Howard Gardner’s theory offers a broader look at types of intelligence, which may be beneficial for developing the child’s strengths. Consequently, teachers could capitalize on the strongest bits of intelligence of individual children, thus enhancing their learning experience. At the same time, such capitalization does not imply that instructions should be geared solely toward the strongest intelligence type (Kali & Cavanaugh, 2019). Therefore, if I were creating an overall curriculum for an elementary or middle school, I would use Gardner’s theory to engage as many bits of intelligence as possible. The eventual goal would be to ensure the best understanding of the topics by all students, regardless of their intelligence type.
A particular proclivity towards mathematics in fifth grade implies that a child has powerful logical-mathematical intelligence. Given this knowledge, Gardner would suggest gearing learning instructions in overall education towards a child’s strength (Kali & Cavanaugh, 2019). For example, history could be taught to this child as a series of logical connections and causal ties. A similar approach could be used in literature or foreign languages, where an emphasis could be made on the internal logic of the book’s plot or grammatical structures. However, Gardner would also warn against stuffing a child into a single intelligence type — logical aspects in the instructions would be prevalent but not exclusive.
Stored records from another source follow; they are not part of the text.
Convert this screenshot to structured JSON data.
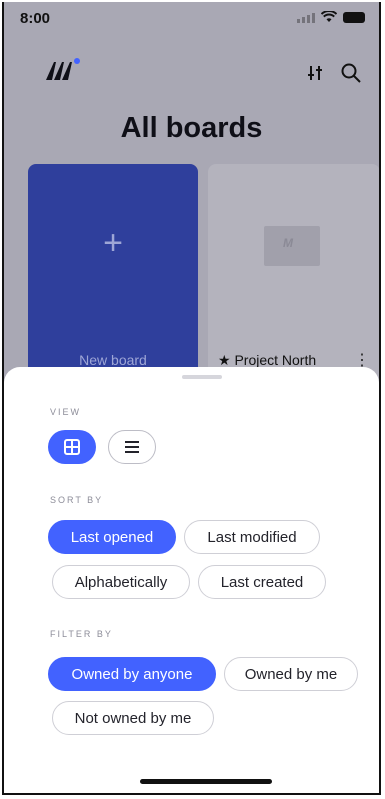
{
  "status": {
    "time": "8:00"
  },
  "app": {
    "title": "All boards"
  },
  "boards": {
    "new_board_label": "New board",
    "new_board_plus": "+",
    "project_label": "★ Project North",
    "project_more": "⋮"
  },
  "sheet": {
    "view_label": "VIEW",
    "sort_label": "SORT BY",
    "filter_label": "FILTER BY",
    "sort_options": [
      "Last opened",
      "Last modified",
      "Alphabetically",
      "Last created"
    ],
    "filter_options": [
      "Owned by anyone",
      "Owned by me",
      "Not owned by me"
    ]
  },
  "colors": {
    "accent": "#4262ff",
    "dim_overlay": "#a9a8b4",
    "new_board_bg": "#2f3f9c"
  },
  "icons": [
    "app-logo-icon",
    "filter-icon",
    "search-icon",
    "grid-view-icon",
    "list-view-icon"
  ]
}
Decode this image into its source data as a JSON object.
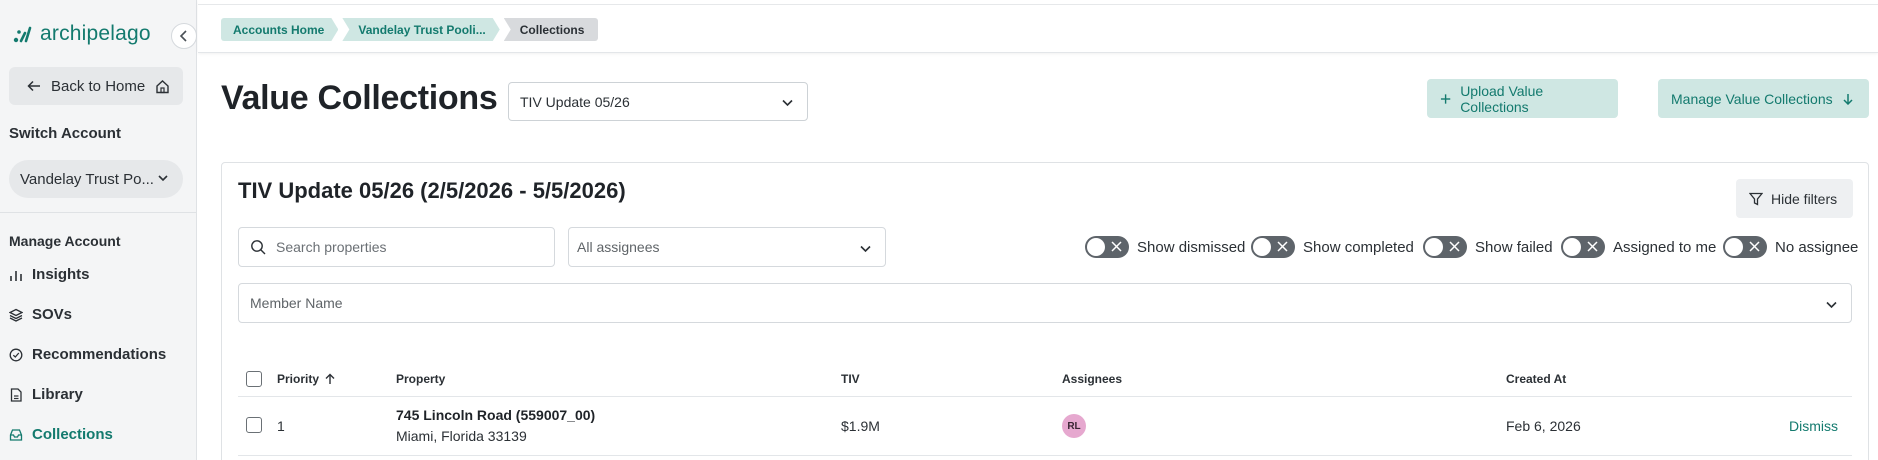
{
  "app": {
    "logo_text": "archipelago",
    "accent_color": "#137a6e"
  },
  "sidebar": {
    "back_label": "Back to Home",
    "switch_account_label": "Switch Account",
    "account_value": "Vandelay Trust Po...",
    "manage_account_label": "Manage Account",
    "items": [
      {
        "label": "Insights",
        "icon": "bar-chart-icon",
        "active": false
      },
      {
        "label": "SOVs",
        "icon": "layers-icon",
        "active": false
      },
      {
        "label": "Recommendations",
        "icon": "check-circle-icon",
        "active": false
      },
      {
        "label": "Library",
        "icon": "document-icon",
        "active": false
      },
      {
        "label": "Collections",
        "icon": "inbox-icon",
        "active": true
      }
    ]
  },
  "breadcrumbs": [
    "Accounts Home",
    "Vandelay Trust Pooli...",
    "Collections"
  ],
  "header": {
    "title": "Value Collections",
    "collection_value": "TIV Update 05/26",
    "upload_label": "Upload Value Collections",
    "manage_label": "Manage Value Collections"
  },
  "card": {
    "title": "TIV Update 05/26 (2/5/2026 - 5/5/2026)",
    "hide_filters_label": "Hide filters",
    "search_placeholder": "Search properties",
    "assignee_value": "All assignees",
    "member_value": "Member Name",
    "toggles": [
      "Show dismissed",
      "Show completed",
      "Show failed",
      "Assigned to me",
      "No assignee"
    ]
  },
  "table": {
    "columns": {
      "priority": "Priority",
      "property": "Property",
      "tiv": "TIV",
      "assignees": "Assignees",
      "created_at": "Created At"
    },
    "rows": [
      {
        "priority": "1",
        "property_name": "745 Lincoln Road (559007_00)",
        "property_address": "Miami, Florida 33139",
        "tiv": "$1.9M",
        "assignee_initials": "RL",
        "created_at": "Feb 6, 2026",
        "action": "Dismiss"
      }
    ]
  }
}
Gardner’s theory would find its best application in a classroom where various types of abilities and intelligence are present. Such diversity would create extra possibilities for engaging as many intelligence types as possible, which was strongly advised by Gardner (Kali & Cavanaugh, 2019). Children in a classroom with different intelligence types would be able to share their perspectives and enrich each other’s understanding of the topics. Therefore, Gardner would encourage a program in which students help teach other students since such a program would result in mutual engagement of various intelligence types.
Kali, R. V., & Cavanaugh, J. C. (2019). Human development: A life-span view (8th ed.). Cengage.